Selon une enquête de Bof, la mode ne serait pas épargnée. Le journal a observé les prix affichés dans les boutiques en ligne de Saint Laurent, Valentino, Gucci, Dolce et Gabbana, Balmain et Alexander Wang. Il a trouvé 17 pièces identiques pour femmes et hommes avec des prix différents, et dans la plupart des cas ce sont les premières qui doivent débourser plus que les seconds, parfois jusqu’à 1000 $ (894 €) de plus.
Huit articles plus chers chez Saint Laurent
Quelques exemples : le pull avec des papillons brodés de Valentino coûte 2450 $ pour les hommes contre 3290 $ les femmes. La chemise en soie imprimée Gucci affiche 1100 $ pour les hommes, soit 290 $ de moins que pour les femmes. La version homme du débardeur en lin Balmain s’élève à 295 $, tandis que la version femme est à 365 $. Enfin, le t-shirt en coton blanc de Dolce et Gabbana coûte 265 $ pour les hommes contre 295 $ pour les femmes.

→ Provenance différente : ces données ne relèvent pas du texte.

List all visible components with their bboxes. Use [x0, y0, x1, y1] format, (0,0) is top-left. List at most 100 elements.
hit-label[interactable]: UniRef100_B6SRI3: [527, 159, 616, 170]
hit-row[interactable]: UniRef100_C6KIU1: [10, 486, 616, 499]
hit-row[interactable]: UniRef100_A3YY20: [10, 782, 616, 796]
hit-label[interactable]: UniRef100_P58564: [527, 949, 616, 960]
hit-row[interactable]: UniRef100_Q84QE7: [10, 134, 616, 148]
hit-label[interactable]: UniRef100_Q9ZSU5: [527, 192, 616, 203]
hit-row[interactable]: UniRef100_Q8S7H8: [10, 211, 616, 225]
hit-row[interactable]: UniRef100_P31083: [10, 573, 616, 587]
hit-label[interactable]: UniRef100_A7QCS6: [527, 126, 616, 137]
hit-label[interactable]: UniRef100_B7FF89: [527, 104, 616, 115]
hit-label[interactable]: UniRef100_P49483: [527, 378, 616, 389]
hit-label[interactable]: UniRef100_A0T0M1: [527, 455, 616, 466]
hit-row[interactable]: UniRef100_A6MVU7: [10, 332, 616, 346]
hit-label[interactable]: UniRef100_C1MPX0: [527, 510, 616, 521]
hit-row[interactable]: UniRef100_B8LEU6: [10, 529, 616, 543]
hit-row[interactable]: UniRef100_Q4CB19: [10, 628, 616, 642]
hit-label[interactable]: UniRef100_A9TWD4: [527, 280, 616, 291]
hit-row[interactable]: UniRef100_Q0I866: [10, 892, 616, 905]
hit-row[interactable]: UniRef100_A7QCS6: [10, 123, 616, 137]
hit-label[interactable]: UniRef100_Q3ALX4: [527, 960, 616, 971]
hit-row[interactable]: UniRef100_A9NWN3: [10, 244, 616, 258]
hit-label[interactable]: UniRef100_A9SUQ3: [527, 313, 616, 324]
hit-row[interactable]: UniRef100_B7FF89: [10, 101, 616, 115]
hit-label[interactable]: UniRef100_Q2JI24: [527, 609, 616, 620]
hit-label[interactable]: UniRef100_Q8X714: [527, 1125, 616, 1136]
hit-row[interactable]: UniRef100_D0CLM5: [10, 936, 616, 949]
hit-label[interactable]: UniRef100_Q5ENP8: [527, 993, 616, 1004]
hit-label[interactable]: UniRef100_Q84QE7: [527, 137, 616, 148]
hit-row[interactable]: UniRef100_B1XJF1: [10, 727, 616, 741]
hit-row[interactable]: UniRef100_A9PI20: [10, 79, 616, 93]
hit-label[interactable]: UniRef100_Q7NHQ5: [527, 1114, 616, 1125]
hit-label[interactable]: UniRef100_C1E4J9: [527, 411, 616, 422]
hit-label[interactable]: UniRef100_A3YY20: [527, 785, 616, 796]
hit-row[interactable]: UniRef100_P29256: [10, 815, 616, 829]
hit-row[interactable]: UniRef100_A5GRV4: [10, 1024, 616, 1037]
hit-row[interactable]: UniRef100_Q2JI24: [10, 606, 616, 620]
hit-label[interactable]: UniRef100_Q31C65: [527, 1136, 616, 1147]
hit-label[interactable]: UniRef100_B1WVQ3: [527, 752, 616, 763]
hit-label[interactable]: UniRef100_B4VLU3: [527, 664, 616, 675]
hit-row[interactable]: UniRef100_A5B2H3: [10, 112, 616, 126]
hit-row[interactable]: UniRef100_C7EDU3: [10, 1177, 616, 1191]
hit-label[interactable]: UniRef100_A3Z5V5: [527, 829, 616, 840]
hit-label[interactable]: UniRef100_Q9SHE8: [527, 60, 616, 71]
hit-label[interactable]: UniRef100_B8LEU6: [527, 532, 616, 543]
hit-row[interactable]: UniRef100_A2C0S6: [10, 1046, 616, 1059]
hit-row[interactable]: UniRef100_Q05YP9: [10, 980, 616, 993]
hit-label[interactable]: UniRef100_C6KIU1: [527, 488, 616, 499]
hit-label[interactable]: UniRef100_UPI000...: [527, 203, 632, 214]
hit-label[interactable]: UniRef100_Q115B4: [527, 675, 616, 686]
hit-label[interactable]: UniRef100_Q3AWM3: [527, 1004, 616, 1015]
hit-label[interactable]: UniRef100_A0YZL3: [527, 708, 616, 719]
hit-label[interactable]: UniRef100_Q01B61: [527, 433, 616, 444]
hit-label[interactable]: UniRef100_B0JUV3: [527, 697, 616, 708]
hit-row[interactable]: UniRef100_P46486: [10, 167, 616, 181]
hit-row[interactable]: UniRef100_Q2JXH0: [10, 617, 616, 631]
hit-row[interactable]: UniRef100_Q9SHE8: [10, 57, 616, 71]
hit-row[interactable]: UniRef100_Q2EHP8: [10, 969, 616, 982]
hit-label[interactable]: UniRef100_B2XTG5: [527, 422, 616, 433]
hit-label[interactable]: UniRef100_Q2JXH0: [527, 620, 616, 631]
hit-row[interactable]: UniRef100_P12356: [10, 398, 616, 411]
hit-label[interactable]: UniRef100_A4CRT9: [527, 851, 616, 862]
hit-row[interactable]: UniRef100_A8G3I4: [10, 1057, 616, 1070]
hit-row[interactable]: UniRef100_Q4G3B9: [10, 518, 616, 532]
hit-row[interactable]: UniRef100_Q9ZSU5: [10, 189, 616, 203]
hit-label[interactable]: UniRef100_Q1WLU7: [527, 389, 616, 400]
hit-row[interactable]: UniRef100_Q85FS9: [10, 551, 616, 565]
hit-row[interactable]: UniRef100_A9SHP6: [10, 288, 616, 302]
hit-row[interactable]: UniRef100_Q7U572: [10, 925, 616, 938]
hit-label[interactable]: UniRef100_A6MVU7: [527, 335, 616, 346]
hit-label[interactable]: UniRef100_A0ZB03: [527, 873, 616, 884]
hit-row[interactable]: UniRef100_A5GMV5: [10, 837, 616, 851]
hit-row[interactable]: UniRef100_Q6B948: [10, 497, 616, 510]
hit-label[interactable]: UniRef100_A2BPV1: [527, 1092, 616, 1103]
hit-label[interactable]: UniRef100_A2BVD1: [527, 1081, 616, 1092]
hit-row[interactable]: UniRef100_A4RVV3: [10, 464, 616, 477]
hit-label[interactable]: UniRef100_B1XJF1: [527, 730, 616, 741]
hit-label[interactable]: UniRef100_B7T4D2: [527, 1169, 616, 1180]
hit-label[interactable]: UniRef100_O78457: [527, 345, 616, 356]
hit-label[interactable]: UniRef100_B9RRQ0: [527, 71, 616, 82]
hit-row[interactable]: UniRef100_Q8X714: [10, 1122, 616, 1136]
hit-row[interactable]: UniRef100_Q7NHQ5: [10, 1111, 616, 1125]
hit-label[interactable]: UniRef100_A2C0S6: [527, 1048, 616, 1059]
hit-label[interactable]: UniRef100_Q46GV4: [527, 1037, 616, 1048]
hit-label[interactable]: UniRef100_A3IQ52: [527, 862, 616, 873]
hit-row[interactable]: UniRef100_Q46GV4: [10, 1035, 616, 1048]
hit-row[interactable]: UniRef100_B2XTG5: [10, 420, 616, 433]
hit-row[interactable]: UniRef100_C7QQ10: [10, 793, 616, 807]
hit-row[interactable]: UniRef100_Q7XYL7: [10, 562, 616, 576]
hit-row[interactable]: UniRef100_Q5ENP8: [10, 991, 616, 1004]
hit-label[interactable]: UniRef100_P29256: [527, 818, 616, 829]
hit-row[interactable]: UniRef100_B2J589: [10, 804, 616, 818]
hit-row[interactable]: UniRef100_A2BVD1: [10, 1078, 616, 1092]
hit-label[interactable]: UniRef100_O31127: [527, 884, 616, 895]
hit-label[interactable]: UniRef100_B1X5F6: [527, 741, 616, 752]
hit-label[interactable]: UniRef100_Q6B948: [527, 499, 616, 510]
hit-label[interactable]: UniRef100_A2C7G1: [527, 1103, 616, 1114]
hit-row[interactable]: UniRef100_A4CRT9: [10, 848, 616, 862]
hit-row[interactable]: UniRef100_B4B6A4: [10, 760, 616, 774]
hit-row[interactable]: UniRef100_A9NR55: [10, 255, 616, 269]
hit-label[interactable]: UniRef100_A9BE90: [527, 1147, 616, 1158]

Mais c’est, toujours selon Bof, Saint Laurent qui appliquerait le plus la taxe rose, avec huit articles plus chers pour les femmes. Il y a par exemple le pull rayé à 950 $ pour les hommes contre 1190 $ pour les femmes, ou le t-shirt en soie à manches courtes qui coûte 490 $ pour les hommes quand les femmes doivent débourser 590 $. Dans les deux cas, les versions masculines et féminines possèdent pourtant le même design, la même couleur et les même matières de fabrication.
Des vêtements plus chers à fabriquer pour les femmes
Comment expliquer l’application de cette taxe rose ? Contactés par Bof, Valentino, Gucci et Balmain ont refusé de s’exprimer sur le sujet. Seul Saint Laurent a donné sa raison. Bien que sa politique soit d’essayer d’aligner les prix de ses collections homme et femme, la maison française rappelle que ses vêtements féminins demandent plus de minutie dans le travail que pour les hommes.
Effectivement quelques vêtements femmes, particulièrement au niveau du luxe, nécessitent une main-d’oeuvre, des tissus ou des ornements plus onéreux. Et afin que ces pièces n’atteignent pas des prix exorbitants, leur surcoûts de production « se répercutent sur l’ensemble de la ligne », dont les vêtements identiques à ceux pour hommes, explique à Bof Patricia Stensrud, qui a occupé un poste de cadre dans la section sportswear de Tommy Hilfiger.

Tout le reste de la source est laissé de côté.